[nycbug-talk] Cogent and Sprint - a signal of things getting Oldschool?

Isaac Levy ike at lesmuug.org
Sat Nov 1 18:14:02 EDT 2008

Charles and Alex,

On Oct 31, 2008, at 8:13 PM, Alex Pilosov wrote:

> On Fri, 31 Oct 2008, Charles Sprickman wrote:
>> Nice.
>> I've not followed the ups and downs of ISP dramas in a long time,  
>> but my
>> gut feeling, even before reading the Renesys blog, was "oh, sprint  
>> still
>> sells internets?".  Personally, I think this hurts Sprint the  
>> most.  My
>> gut feeling is that they are something of a has-been in this market.
> It's complicated. Despite being a "has-been", sprint maintains the "we
> will not peer with you" reputation, and is the "hardest to establish
> settlement-free peering" carrier. As a result, many people end up  
> using
> only Sprint for transit (or, "the only transit we will admit to  
> having"),
> so they *can* get other peering (it's a bit complicated - basically,  
> if
> your transit is an existing peer, you won't get peering), in effect,
> helping Sprint maintain this status.
>> One thing that really has me wondering, and again, this is probably  
>> an
>> Alex question, is an odd situation I ran into a few years back...   
>> I was
>> toying around with two providers - L3 and HE.  I primarily wanted  
>> HE as
>> backup, since L3 was not really soaking us and they generally have  
>> their
>> shit together outside of the management/sales/install realms.  No  
>> matter
>> how much I prepended our HE announcement, I just could not squash the
>> inbound traffic.  Apparently HE buys transit from Cogent and there  
>> are a
>> TON of people that shove all outbound traffic down a Cogent link if  
>> they
>> have one.  This is not that much of a surprise (the volume of  
>> traffic was
> *snicker* Yes, cogent is the "transit we use for outbound but we won't
> admit to it".
> The answer, of course, is not prepending it, but setting community  
> flags
> telling HE to not announce this route to cogent, or to depreference  
> your
> route while announcing to cogent, or some such.

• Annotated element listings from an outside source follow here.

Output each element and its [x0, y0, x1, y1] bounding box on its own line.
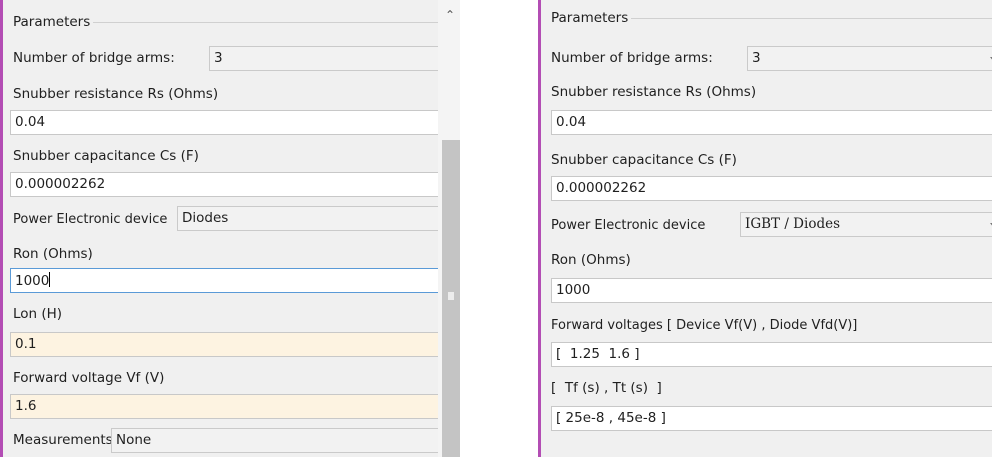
chevron-up-icon[interactable]: ⌃ — [441, 8, 459, 24]
ron-field[interactable]: 1000 — [10, 268, 444, 293]
forward-voltages-value: [ 1.25 1.6 ] — [556, 346, 640, 362]
parameters-group-title: Parameters — [13, 14, 91, 30]
power-device-label: Power Electronic device — [13, 212, 168, 227]
group-separator — [631, 18, 992, 19]
snubber-resistance-label: Snubber resistance Rs (Ohms) — [551, 84, 757, 100]
snubber-resistance-value: 0.04 — [556, 114, 587, 130]
snubber-capacitance-field[interactable]: 0.000002262 — [551, 176, 992, 201]
snubber-resistance-field[interactable]: 0.04 — [551, 110, 992, 135]
forward-voltages-field[interactable]: [ 1.25 1.6 ] — [551, 342, 992, 367]
switching-times-value: [ 25e-8 , 45e-8 ] — [556, 410, 666, 426]
forward-voltage-value: 1.6 — [15, 398, 37, 414]
parameters-group-title: Parameters — [551, 10, 629, 26]
bridge-arms-dropdown[interactable]: 3 — [209, 46, 444, 71]
power-device-value: Diodes — [182, 210, 229, 226]
ron-label: Ron (Ohms) — [13, 246, 93, 262]
ron-field[interactable]: 1000 — [551, 278, 992, 303]
lon-value: 0.1 — [15, 336, 37, 352]
forward-voltage-field[interactable]: 1.6 — [10, 394, 444, 419]
snubber-capacitance-value: 0.000002262 — [15, 176, 106, 192]
left-parameters-panel: Parameters Number of bridge arms: 3 Snub… — [0, 0, 460, 457]
snubber-capacitance-label: Snubber capacitance Cs (F) — [13, 148, 199, 164]
snubber-capacitance-value: 0.000002262 — [556, 180, 647, 196]
bridge-arms-value: 3 — [214, 50, 223, 66]
measurements-dropdown[interactable]: None — [111, 428, 444, 453]
scrollbar-grip — [448, 292, 454, 300]
measurements-value: None — [116, 432, 152, 448]
power-device-label: Power Electronic device — [551, 218, 706, 233]
bridge-arms-value: 3 — [752, 50, 761, 66]
ron-label: Ron (Ohms) — [551, 252, 631, 268]
switching-times-field[interactable]: [ 25e-8 , 45e-8 ] — [551, 406, 992, 431]
bridge-arms-dropdown[interactable]: 3 — [747, 46, 992, 71]
bridge-arms-label: Number of bridge arms: — [13, 50, 175, 66]
ron-value: 1000 — [556, 282, 591, 298]
right-parameters-panel: Parameters Number of bridge arms: 3 Snub… — [538, 0, 992, 457]
snubber-capacitance-field[interactable]: 0.000002262 — [10, 172, 444, 197]
ron-value: 1000 — [15, 273, 50, 289]
switching-times-label: [ Tf (s) , Tt (s) ] — [551, 380, 662, 396]
forward-voltage-label: Forward voltage Vf (V) — [13, 370, 165, 386]
forward-voltages-label: Forward voltages [ Device Vf(V) , Diode … — [551, 318, 858, 333]
bridge-arms-label: Number of bridge arms: — [551, 50, 713, 66]
power-device-dropdown[interactable]: IGBT / Diodes — [740, 212, 992, 237]
snubber-resistance-value: 0.04 — [15, 114, 46, 130]
snubber-resistance-label: Snubber resistance Rs (Ohms) — [13, 86, 219, 102]
group-separator — [93, 22, 438, 23]
lon-field[interactable]: 0.1 — [10, 332, 444, 357]
power-device-value: IGBT / Diodes — [745, 216, 841, 232]
power-device-dropdown[interactable]: Diodes — [177, 206, 444, 231]
snubber-capacitance-label: Snubber capacitance Cs (F) — [551, 152, 737, 168]
text-caret — [49, 272, 51, 287]
snubber-resistance-field[interactable]: 0.04 — [10, 110, 444, 135]
measurements-label: Measurements — [13, 432, 113, 448]
lon-label: Lon (H) — [13, 306, 63, 322]
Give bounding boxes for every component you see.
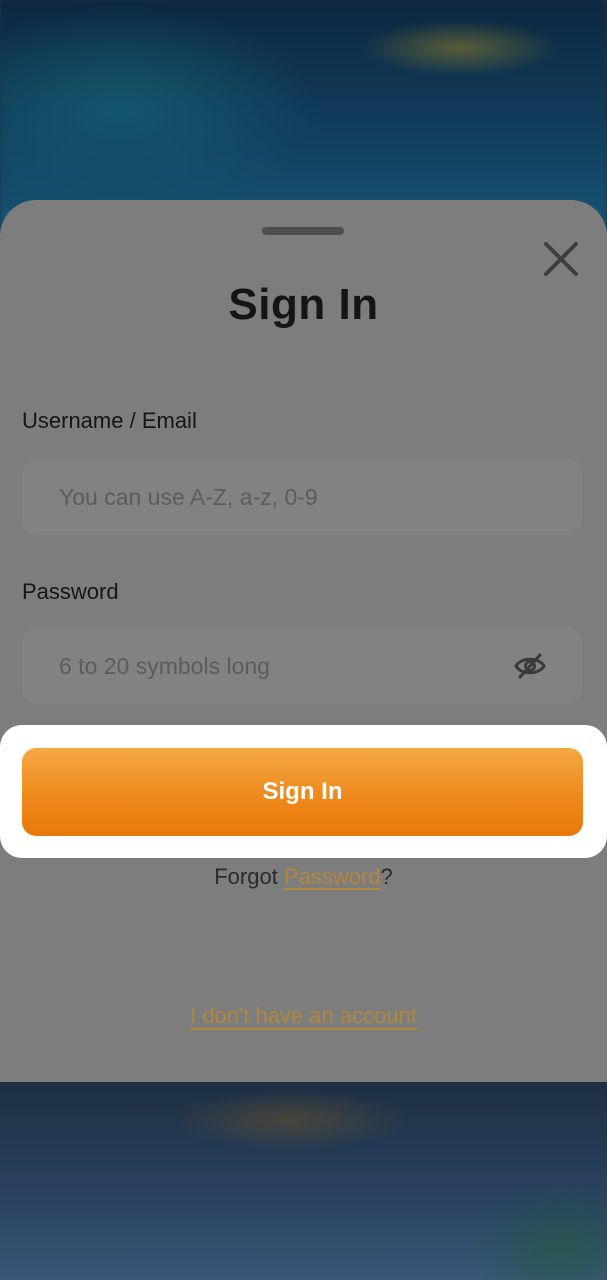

I don't know the  
> community
> list for HE.
>> though), but the thing that puzzled me when I ran a bunch of stuff
>> through flow-tools was that I was seeing traffic from 1239 (Sprint)
>> coming in through HE via Cogent.  I'm still puzzled as to what that  
>> was
>> about - from my view, it looked like Sprint jamming traffic down  
>> Cogent
>> rather than L3 (I'm certain Sprint and L3 peer).
> It's complicated without looking at more details. You can't say  
> where it
> *really* came from. What *could* be easily happening is that someone  
> (X)
> only uses Sprint for inbound - so you see them behind Sprint. However,
> X uses everyone else for outbound (including Cogent), who will  
> obviously
> send it toward HE (paying customer).

This thread is mind-blowingly interesting to me.

This thread, and Miles' earlier email about 'hot potato' routing,  
makes me ask perhaps a stupid question:

Why is routing not synchronous?  Why is sending more expensive than  
receiving packets- from a transit perspective?